Let’s say you stop by to visit your beloved aunt one day after work and you smell the stench of four-week old trash and see open containers of food laying all over the house. You inquire about your aunt’s well-being and ask if you can stay to help clean up. She says that she is fine. You then see a stack of mail on the table and sort through it to find notices that she is behind on her property taxes. You feel bad for going through your aunt’s mail and you know that asking her questions gets you nowhere so you leave worried and not knowing what to do.
Several questions run through your mind: If you take matters into your own hands will she resent you? What will other family members think? What will be required of you if you do intervene? What if she loses her home because she forgets to pay the taxes or mortgage? These are all realistic considerations when deciding how to deal with the end-of-life needs of your loved ones. If you think your loved one cannot handle their daily needs, and it is questionable whether they are competent to sign power of attorney or other estate planning documents, you may be able to petition the court to appoint a guardian or conservator to help administer your loved ones affairs.
What is the difference between a guardian and a conservator?
A guardian is a person who has been appointed by a judge to manage the affairs of an incompetent or otherwise incapacitated adult (referred to as a “ward) or to take care of a minor child until the child becomes 18. A conservator, also appointed by a judge, is charged with protecting and managing the financial affairs of a prospective ward’s daily life due to physical or mental limitations or old age.
In the District of Columbia, the probate court has online forms for the petition and once they are completed and have been reviewed, approved and filed, the court will set an initial hearing between 30-45 days from the date of the filing. The process can be daunting for a lay person and seeking the advice of counsel is strongly recommended. The petition will then go to the judge who will appoint counsel to the subject and appoint a “visitor” to go to the ward’s home or residence prior to the hearing.
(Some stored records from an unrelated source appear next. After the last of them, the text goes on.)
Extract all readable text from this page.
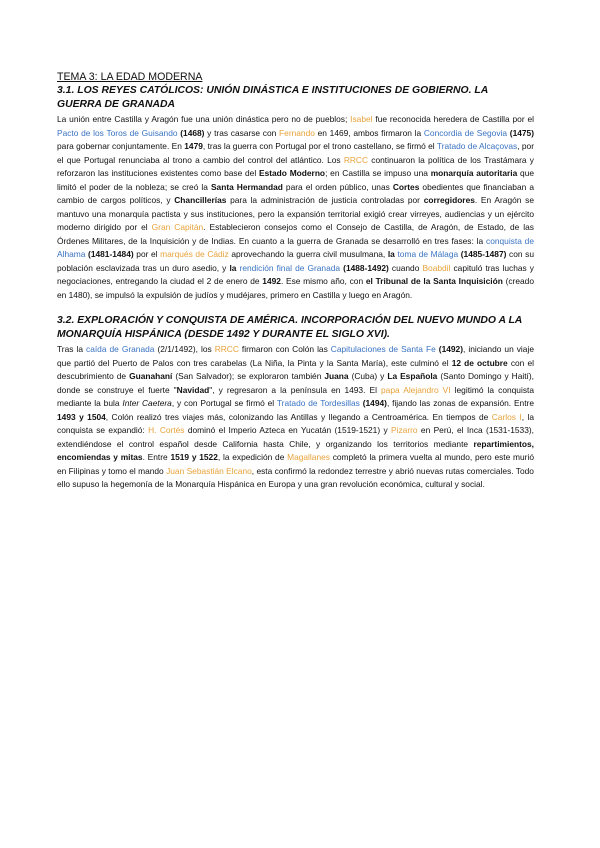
TEMA 3: LA EDAD MODERNA

3.1. LOS REYES CATÓLICOS: UNIÓN DINÁSTICA E INSTITUCIONES DE GOBIERNO. LA GUERRA DE GRANADA

La unión entre Castilla y Aragón fue una unión dinástica pero no de pueblos; Isabel fue reconocida heredera de Castilla por el Pacto de los Toros de Guisando (1468) y tras casarse con Fernando en 1469, ambos firmaron la Concordia de Segovia (1475) para gobernar conjuntamente. En 1479, tras la guerra con Portugal por el trono castellano, se firmó el Tratado de Alcaçovas, por el que Portugal renunciaba al trono a cambio del control del atlántico. Los RRCC continuaron la política de los Trastámara y reforzaron las instituciones existentes como base del Estado Moderno; en Castilla se impuso una monarquía autoritaria que limitó el poder de la nobleza; se creó la Santa Hermandad para el orden público, unas Cortes obedientes que financiaban a cambio de cargos políticos, y Chancillerías para la administración de justicia controladas por corregidores. En Aragón se mantuvo una monarquía pactista y sus instituciones, pero la expansión territorial exigió crear virreyes, audiencias y un ejército moderno dirigido por el Gran Capitán. Establecieron consejos como el Consejo de Castilla, de Aragón, de Estado, de las Órdenes Militares, de la Inquisición y de Indias. En cuanto a la guerra de Granada se desarrolló en tres fases: la conquista de Alhama (1481-1484) por el marqués de Cádiz aprovechando la guerra civil musulmana, la toma de Málaga (1485-1487) con su población esclavizada tras un duro asedio, y la rendición final de Granada (1488-1492) cuando Boabdil capituló tras luchas y negociaciones, entregando la ciudad el 2 de enero de 1492. Ese mismo año, con el Tribunal de la Santa Inquisición (creado en 1480), se impulsó la expulsión de judíos y mudéjares, primero en Castilla y luego en Aragón.

3.2. EXPLORACIÓN Y CONQUISTA DE AMÉRICA. INCORPORACIÓN DEL NUEVO MUNDO A LA MONARQUÍA HISPÁNICA (DESDE 1492 Y DURANTE EL SIGLO XVI).

Tras la caída de Granada (2/1/1492), los RRCC firmaron con Colón las Capitulaciones de Santa Fe (1492), iniciando un viaje que partió del Puerto de Palos con tres carabelas (La Niña, la Pinta y la Santa María), este culminó el 12 de octubre con el descubrimiento de Guanahaní (San Salvador); se exploraron también Juana (Cuba) y La Española (Santo Domingo y Haití), donde se construye el fuerte "Navidad", y regresaron a la península en 1493. El papa Alejandro VI legitimó la conquista mediante la bula Inter Caetera, y con Portugal se firmó el Tratado de Tordesillas (1494), fijando las zonas de expansión. Entre 1493 y 1504, Colón realizó tres viajes más, colonizando las Antillas y llegando a Centroamérica. En tiempos de Carlos I, la conquista se expandió: H. Cortés dominó el Imperio Azteca en Yucatán (1519-1521) y Pizarro en Perú, el Inca (1531-1533), extendiéndose el control español desde California hasta Chile, y organizando los territorios mediante repartimientos, encomiendas y mitas. Entre 1519 y 1522, la expedición de Magallanes completó la primera vuelta al mundo, pero este murió en Filipinas y tomo el mando Juan Sebastián Elcano, esta confirmó la redondez terrestre y abrió nuevas rutas comerciales. Todo ello supuso la hegemonía de la Monarquía Hispánica en Europa y una gran revolución económica, cultural y social.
At the hearing, the petitioner has the burden of proving by clear and convincing evidence that the ward is “incapacitated” as defined by DC law. The petitioner can prove incapacity by attaching medical evidence to the petition or presenting medical evidence or testimony in Court at the hearing that will be scheduled after the petition is filed. Unless the subject is found by the Court to be incapacitated, no guardian or conservator will be appointed, so a petitioner should provide as much proof of incapacity as possible.
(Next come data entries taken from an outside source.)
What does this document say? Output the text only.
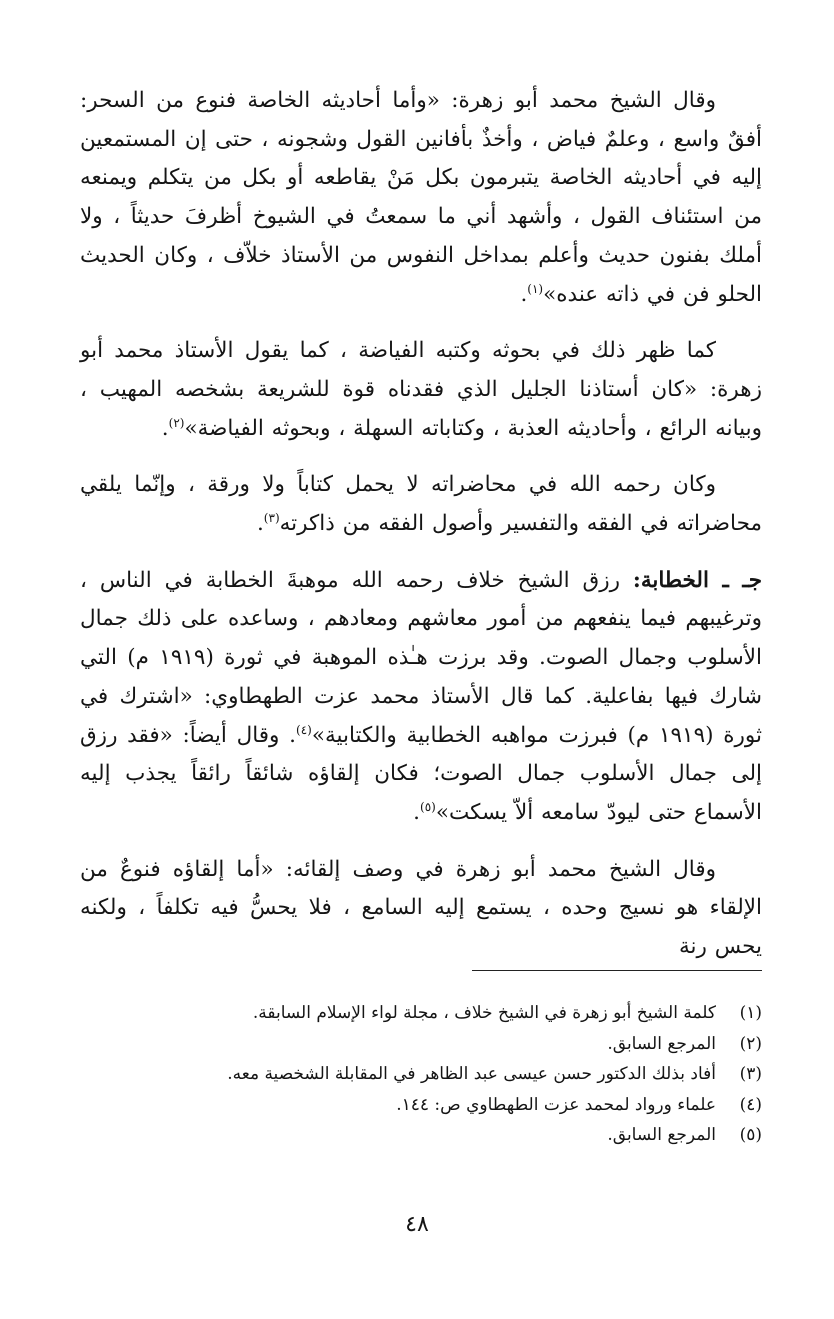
وقال الشيخ محمد أبو زهرة: «وأما أحاديثه الخاصة فنوع من السحر: أفقٌ واسع ، وعلمٌ فياض ، وأخذٌ بأفانين القول وشجونه ، حتى إن المستمعين إليه في أحاديثه الخاصة يتبرمون بكل مَنْ يقاطعه أو بكل من يتكلم ويمنعه من استئناف القول ، وأشهد أني ما سمعتُ في الشيوخ أظرفَ حديثاً ، ولا أملك بفنون حديث وأعلم بمداخل النفوس من الأستاذ خلاّف ، وكان الحديث الحلو فن في ذاته عنده»$^{(١)}$.

كما ظهر ذلك في بحوثه وكتبه الفياضة ، كما يقول الأستاذ محمد أبو زهرة: «كان أستاذنا الجليل الذي فقدناه قوة للشريعة بشخصه المهيب ، وبيانه الرائع ، وأحاديثه العذبة ، وكتاباته السهلة ، وبحوثه الفياضة»$^{(٢)}$.

وكان رحمه الله في محاضراته لا يحمل كتاباً ولا ورقة ، وإنّما يلقي محاضراته في الفقه والتفسير وأصول الفقه من ذاكرته$^{(٣)}$.

جـ ـ الخطابة: رزق الشيخ خلاف رحمه الله موهبةَ الخطابة في الناس ، وترغيبهم فيما ينفعهم من أمور معاشهم ومعادهم ، وساعده على ذلك جمال الأسلوب وجمال الصوت. وقد برزت هـٰذه الموهبة في ثورة (١٩١٩ م) التي شارك فيها بفاعلية. كما قال الأستاذ محمد عزت الطهطاوي: «اشترك في ثورة (١٩١٩ م) فبرزت مواهبه الخطابية والكتابية»$^{(٤)}$. وقال أيضاً: «فقد رزق إلى جمال الأسلوب جمال الصوت؛ فكان إلقاؤه شائقاً رائقاً يجذب إليه الأسماع حتى ليودّ سامعه ألاّ يسكت»$^{(٥)}$.

وقال الشيخ محمد أبو زهرة في وصف إلقائه: «أما إلقاؤه فنوعٌ من الإلقاء هو نسيج وحده ، يستمع إليه السامع ، فلا يحسُّ فيه تكلفاً ، ولكنه يحس رنة

(١)
كلمة الشيخ أبو زهرة في الشيخ خلاف ، مجلة لواء الإسلام السابقة.
(٢)
المرجع السابق.
(٣)
أفاد بذلك الدكتور حسن عيسى عبد الظاهر في المقابلة الشخصية معه.
(٤)
علماء ورواد لمحمد عزت الطهطاوي ص: ١٤٤.
(٥)
المرجع السابق.
٤٨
The petitioner must appear at the hearing with any witnesses that the petitioner wishes to present and should bring the form titled Findings of Fact, Conclusions of Law and Order. Counsel for the subject will appear, usually with the subject. If a visitor, examiner, or guardian ad litem has been appointed, that person must also appear at the hearing. The Court will hear the evidence presented and ordinarily will decide at the hearing whether a guardian or conservator will be appointed, who that person will be, whether bond is required, and, if so, the amount of the bond. The wishes of the ward are taken into consideration but at times the Court will appoint a disinterested person depending on the circumstances of each case. Guardianship and conservatorship terminates upon the death of the ward or if it is deemed that they are no longer incapacitated.